The album’s title track, “Stay Gold,” is about wishing things would stay good, but it continues to fail and falter. The mood of the song is hopeful and determined in the face of bad recent happenings and striving to “stay gold.” It’s really one of the more underrated tracks on the album in terms of depth. “Cedar Lane” is one of the softer tracks on Stay Gold. It’s a song about reflecting on past love and hoping that love returns again. “Cedar Lane” is deepest song on the album and what really makes it one of the standouts is how the little things all come together. Everything is cohesive and paints a picture in the listener’s head, while also evoking that same emotion from them.

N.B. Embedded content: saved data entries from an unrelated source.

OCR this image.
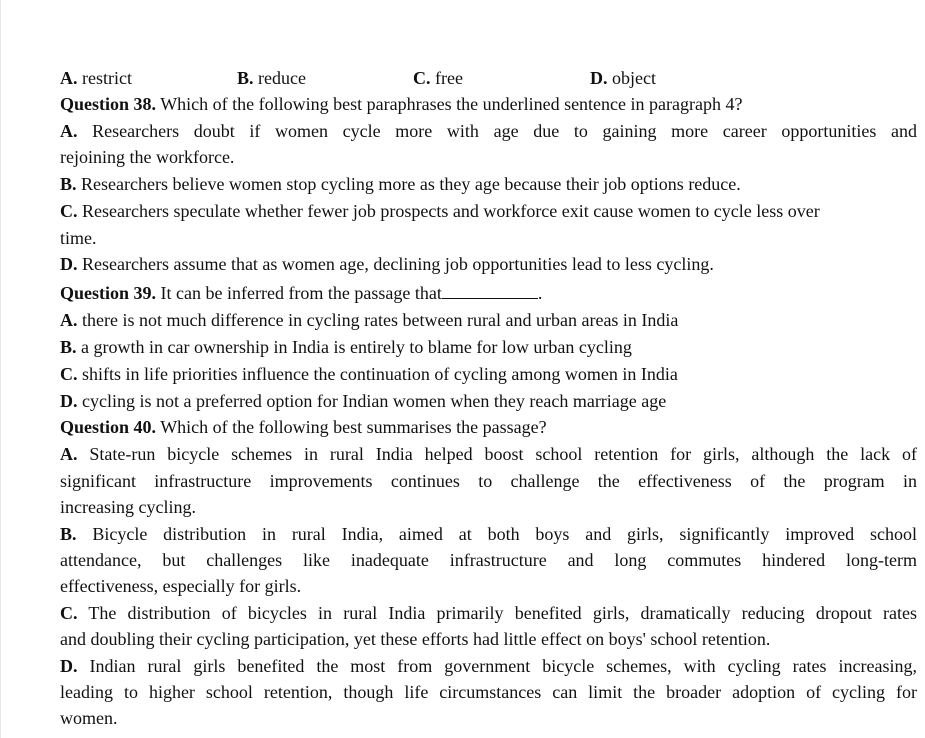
A. restrict	B. reduce	C. free	D. object
Question 38. Which of the following best paraphrases the underlined sentence in paragraph 4?
A. Researchers doubt if women cycle more with age due to gaining more career opportunities and
rejoining the workforce.
B. Researchers believe women stop cycling more as they age because their job options reduce.
C. Researchers speculate whether fewer job prospects and workforce exit cause women to cycle less over
time.
D. Researchers assume that as women age, declining job opportunities lead to less cycling.
Question 39. It can be inferred from the passage that	.
A. there is not much difference in cycling rates between rural and urban areas in India
B. a growth in car ownership in India is entirely to blame for low urban cycling
C. shifts in life priorities influence the continuation of cycling among women in India
D. cycling is not a preferred option for Indian women when they reach marriage age
Question 40. Which of the following best summarises the passage?
A. State-run bicycle schemes in rural India helped boost school retention for girls, although the lack of
significant infrastructure improvements continues to challenge the effectiveness of the program in
increasing cycling.
B. Bicycle distribution in rural India, aimed at both boys and girls, significantly improved school
attendance, but challenges like inadequate infrastructure and long commutes hindered long-term
effectiveness, especially for girls.
C. The distribution of bicycles in rural India primarily benefited girls, dramatically reducing dropout rates
and doubling their cycling participation, yet these efforts had little effect on boys' school retention.
D. Indian rural girls benefited the most from government bicycle schemes, with cycling rates increasing,
leading to higher school retention, though life circumstances can limit the broader adoption of cycling for
women.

“Shattered & Hollow” has a similar theme to “Cedar Lane,” which is a reflection of a past relationship. It’s also a song about striving for more in life and trying to escape a feeling of emptiness. The emotions of this song are complex because the lines are about hopefulness, but the theme is about the hope being a part of the past and being gone now. “The Bell” is a complex song in terms of what its about. To me, I interpret it as it being about a person running away from a marriage (the line about running from the bell) and not wanting to return home. Instead they choose to travel, while reflecting on the choice. I really enjoy the harmonies at the end of this song.

This is followed by “Waitress Song,” is about exploring different experiences and journeys in life. The melody of this song is whimsical and light-hearted, really giving the song the perfect emotion of wandering. It’s really about finding yourself. “Fleeting One” is about a woman’s relationship slowly ending and falling out of love with her man. The woman slowly breaks out of the relationship and looks for her true love. The sisters really showcase their high vocal range well in this song.

The penultimate track on the album is definitely my favorite track on the album. “Heaven Knows” is an upbeat and fast song about a person seeing their partner slowly lose their identity and becoming a lie. They know they’re a liar and this has caused them to stop trying. They know their partner is better than what they have become. But then the person contemplates what happens if the relationship ends. This is indicated when the shrillest line on the album is uttered by the sisters: “What’ll we do if it comes down to it/If it all goes, straight to hell!” Really adds a punch to this song. Stay Gold concludes with “A Long Time Ago,” which is a reflective heartbreak song. The person in the song realizes they were never good enough for the other person and how they were never the right fit for them. A soft ballad that closes out a dynamic album.

I know this doesn’t squarely fall under country (it’s categorized as “alternative” on iTunes). It doesn’t fall under any one genre, but rather many. You hear elements from country, alternate country, folk, pop and Americana. It really reminds me of The Mavericks’ In Time album from last year, in that both do a great job of combining so many different elements and mixing them together to create such interesting and innovative music. Some traditionalists won’t like this album and that’s fine. I know First Aid Kit may not be for everybody. But if you’re somebody who can put on blinders when it comes to genre and just appreciate great music, then you should like this album.

Stay Gold is definitely more than good enough for me (and country enough). It’s one of the best albums of the year in all genres. This is the one of the top contenders for Country Perspective’s Album of the Year.